Speaking of honesty and the school board, let's talk about the emails that bounced back and forth between your candidate, our new school board member, and me. Cutting to the chase: after discouraging her from running, why did he write me a letter telling me he was having "no luck so far" getting her to run?
This, C.P., doesn't fall into my category of "a little white lie to keep from hurting someone's feelings."
He could have simply written me back and said, "you know what, Allen, I think I'm going to stay out of this one" or, "you know, Allen, after talking to her, I think it's better to stick with her opponent."
I don't know what qualifies as "truth" and "honesty" in your book, but that just doesn't seem to fit either of those categories in mine. Maybe I "just don't get it."
With respect to everything else over the course of the campaign, they could have been his words, or your words, or someone else's words--but they were attributed to him.
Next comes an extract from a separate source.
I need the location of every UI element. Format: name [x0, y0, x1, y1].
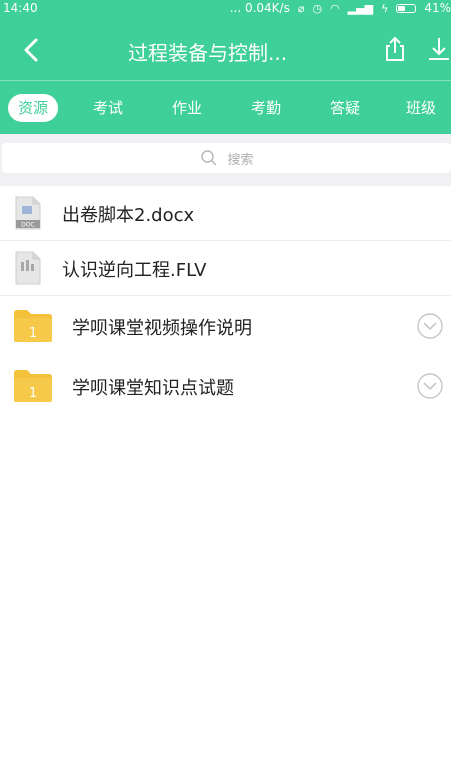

And instead of simply answering questions, you chose to wait until last night to unleash a tirade that destroyed a nice evening--an evening where I was looking for an opportunity to make amends with another person I've taken issue with in the past.
Instead of letting this be a day for me to thank my council member for his service, and let your candidate get on with his life, you chose perpetuation.
You chose foul-mouthedness over closure. You really told me off. You really put me in my place.